De Tim Burton, on n'aime pas dire du mal. De toute façon, j'ai bien aimé tous ceux que j'ai vus (peut-être que les autres sont nuls?) avec un gros faible pour ses Noces funèbres. Il y a à nouveau une jeune fille très douce qui est abusée, un affreux méchant libidineux dont il faut se venger, un mariage qui a du mal à se concrétiser mais, et ce n'est pas ce que j'ai préféré, cette fois-ci sur fond de comédie musicale. J'ai trouvé qu'ils s'époumonnaient beaucoup et que parfois, ils étaient même un peu niais mais Helena Bonham Carter fait les pies les plus dégueulasses du monde avec une classe folle. L'histoire est un peu dure mais je mentirais si je disais que je n'ai pas eu de plaisir devant ce film. Parfait après un dîner à Zenzoo pendant lequel on déguste du porc croustillant aux kumquats confits en sirotant un thé aux perles à la noix de coco.
Et puis il y eut No country for old men, sa bonbonne de gaz, son psychopathe à perruque (et oui Aurélie, un mythe s'effondre!), ses courses poursuites, ses pile ou face, ses fractures ouvertes, ses gros billets, ses chemises à carreaux et ses motels crasseux... On a la bouche sèche et le coeur qui bat à cent cinquante mais bizarrement, ce n'est pas déplaisant.
Bon, après ces films pleins de sang, de vomis et de coups de fusils, j'avoue que quand même, j'ai une petite préférence pour ceux qui se passent dans des appartements ou en bord de mer avec, par exemple, un type qui aime une fille qui aime un type qui aime le type qui aime la fille. Et s'il y a des tartines de pain beurré, ça n'en est que mieux! Bien sûr, vous pouvez préférer (re)voir La nuit américaine...

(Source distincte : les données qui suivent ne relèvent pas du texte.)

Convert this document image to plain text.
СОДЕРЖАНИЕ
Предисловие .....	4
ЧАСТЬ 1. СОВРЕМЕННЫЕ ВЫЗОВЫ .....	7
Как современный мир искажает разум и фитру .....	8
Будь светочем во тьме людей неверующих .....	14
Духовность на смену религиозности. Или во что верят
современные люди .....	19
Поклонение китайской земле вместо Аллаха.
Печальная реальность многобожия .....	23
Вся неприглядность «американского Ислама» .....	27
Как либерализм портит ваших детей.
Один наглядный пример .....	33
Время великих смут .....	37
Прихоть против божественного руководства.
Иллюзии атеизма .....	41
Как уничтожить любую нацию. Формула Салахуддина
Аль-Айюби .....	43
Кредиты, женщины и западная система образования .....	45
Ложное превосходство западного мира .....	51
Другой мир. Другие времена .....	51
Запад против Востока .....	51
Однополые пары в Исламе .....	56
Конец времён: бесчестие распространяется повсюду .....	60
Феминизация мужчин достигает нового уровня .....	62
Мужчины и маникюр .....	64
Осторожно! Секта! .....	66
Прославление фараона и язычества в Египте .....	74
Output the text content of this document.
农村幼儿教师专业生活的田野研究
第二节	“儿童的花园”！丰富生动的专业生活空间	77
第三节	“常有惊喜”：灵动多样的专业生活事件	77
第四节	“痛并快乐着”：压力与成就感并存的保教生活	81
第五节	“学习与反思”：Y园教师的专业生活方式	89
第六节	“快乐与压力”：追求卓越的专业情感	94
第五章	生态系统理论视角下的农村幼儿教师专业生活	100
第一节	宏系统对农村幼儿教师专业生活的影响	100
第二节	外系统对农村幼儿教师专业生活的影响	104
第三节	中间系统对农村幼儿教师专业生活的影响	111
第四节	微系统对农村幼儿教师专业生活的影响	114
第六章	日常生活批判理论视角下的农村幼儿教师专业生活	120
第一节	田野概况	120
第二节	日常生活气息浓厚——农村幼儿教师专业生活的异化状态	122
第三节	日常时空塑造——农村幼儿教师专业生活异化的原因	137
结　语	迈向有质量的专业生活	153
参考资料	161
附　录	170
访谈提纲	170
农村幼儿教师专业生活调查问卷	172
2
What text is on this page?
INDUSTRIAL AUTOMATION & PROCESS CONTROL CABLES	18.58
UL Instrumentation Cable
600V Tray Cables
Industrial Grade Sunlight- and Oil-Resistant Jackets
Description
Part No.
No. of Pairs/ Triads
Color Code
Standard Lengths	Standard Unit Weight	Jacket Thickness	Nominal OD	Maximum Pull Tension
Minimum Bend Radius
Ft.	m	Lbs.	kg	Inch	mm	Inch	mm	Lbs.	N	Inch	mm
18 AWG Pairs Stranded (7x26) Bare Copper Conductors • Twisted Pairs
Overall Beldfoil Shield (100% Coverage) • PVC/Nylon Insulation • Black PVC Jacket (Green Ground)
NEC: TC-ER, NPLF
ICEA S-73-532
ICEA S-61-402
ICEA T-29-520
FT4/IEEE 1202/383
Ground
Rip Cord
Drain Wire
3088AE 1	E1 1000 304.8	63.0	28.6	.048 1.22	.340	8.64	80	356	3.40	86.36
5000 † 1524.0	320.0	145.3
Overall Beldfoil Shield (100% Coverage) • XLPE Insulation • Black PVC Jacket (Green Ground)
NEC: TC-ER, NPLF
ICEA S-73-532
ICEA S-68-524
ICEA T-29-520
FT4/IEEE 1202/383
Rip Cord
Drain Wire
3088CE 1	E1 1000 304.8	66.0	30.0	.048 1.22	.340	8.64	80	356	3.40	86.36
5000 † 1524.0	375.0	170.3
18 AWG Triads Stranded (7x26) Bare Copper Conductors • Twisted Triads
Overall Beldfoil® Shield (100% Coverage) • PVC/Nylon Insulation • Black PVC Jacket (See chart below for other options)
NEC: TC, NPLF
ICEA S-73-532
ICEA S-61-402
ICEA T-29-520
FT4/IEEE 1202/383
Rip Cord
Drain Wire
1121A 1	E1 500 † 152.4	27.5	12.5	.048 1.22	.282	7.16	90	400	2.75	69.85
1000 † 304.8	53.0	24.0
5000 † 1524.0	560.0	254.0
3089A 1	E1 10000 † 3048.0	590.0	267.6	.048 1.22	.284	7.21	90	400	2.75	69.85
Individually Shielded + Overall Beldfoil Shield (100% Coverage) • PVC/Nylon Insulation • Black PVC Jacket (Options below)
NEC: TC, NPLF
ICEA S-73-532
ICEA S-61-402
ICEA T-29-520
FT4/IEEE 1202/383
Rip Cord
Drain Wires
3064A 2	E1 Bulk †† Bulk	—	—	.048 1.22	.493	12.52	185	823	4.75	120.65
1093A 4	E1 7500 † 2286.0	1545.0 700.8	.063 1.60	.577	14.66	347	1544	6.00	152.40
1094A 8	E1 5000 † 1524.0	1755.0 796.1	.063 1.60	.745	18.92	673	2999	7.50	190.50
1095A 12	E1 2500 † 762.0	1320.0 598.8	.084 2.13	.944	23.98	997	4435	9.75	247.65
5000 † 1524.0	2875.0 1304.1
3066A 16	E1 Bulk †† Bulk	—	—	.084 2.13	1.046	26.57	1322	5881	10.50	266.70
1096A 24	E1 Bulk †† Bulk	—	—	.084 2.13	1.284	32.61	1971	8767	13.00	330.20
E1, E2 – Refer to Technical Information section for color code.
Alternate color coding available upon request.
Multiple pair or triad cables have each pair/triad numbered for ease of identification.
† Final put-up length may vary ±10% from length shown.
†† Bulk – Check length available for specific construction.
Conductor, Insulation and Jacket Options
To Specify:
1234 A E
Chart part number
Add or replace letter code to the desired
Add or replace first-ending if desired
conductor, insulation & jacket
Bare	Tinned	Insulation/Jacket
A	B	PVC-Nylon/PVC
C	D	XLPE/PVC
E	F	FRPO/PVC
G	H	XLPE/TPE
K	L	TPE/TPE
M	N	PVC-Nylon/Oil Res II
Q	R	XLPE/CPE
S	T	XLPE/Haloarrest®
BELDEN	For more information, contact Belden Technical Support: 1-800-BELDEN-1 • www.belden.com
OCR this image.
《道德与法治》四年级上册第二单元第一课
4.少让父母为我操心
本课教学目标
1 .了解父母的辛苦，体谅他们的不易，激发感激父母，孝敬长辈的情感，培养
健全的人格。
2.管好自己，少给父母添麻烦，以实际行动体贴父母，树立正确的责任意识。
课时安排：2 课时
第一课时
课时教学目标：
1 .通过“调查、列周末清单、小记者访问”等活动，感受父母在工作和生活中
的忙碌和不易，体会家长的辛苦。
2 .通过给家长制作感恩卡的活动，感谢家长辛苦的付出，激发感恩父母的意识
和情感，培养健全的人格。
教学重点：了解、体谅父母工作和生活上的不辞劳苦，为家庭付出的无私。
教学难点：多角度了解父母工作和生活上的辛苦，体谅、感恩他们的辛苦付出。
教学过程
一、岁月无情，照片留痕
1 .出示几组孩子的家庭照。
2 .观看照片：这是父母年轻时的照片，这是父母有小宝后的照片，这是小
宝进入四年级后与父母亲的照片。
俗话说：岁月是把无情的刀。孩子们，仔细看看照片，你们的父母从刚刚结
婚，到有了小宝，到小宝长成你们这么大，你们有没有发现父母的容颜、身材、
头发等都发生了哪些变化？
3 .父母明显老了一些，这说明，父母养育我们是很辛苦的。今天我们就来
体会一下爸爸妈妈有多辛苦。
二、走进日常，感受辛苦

Pour ne pas contenter que l'esprit, des pancakes prêts en un rien de temps, qui n'ont rien à envier à ceux qui sont servis dans les dinners américains (avec leurs serveuses à badge, le café à volonté et les oeufs frits très frits). Si vous ne les sucrez pas, ils peuvent même faire office de blinis pour accompagner le saumon fumé que vous avez acheté samedi matin au marché à un très gentil poissonnier moustachu.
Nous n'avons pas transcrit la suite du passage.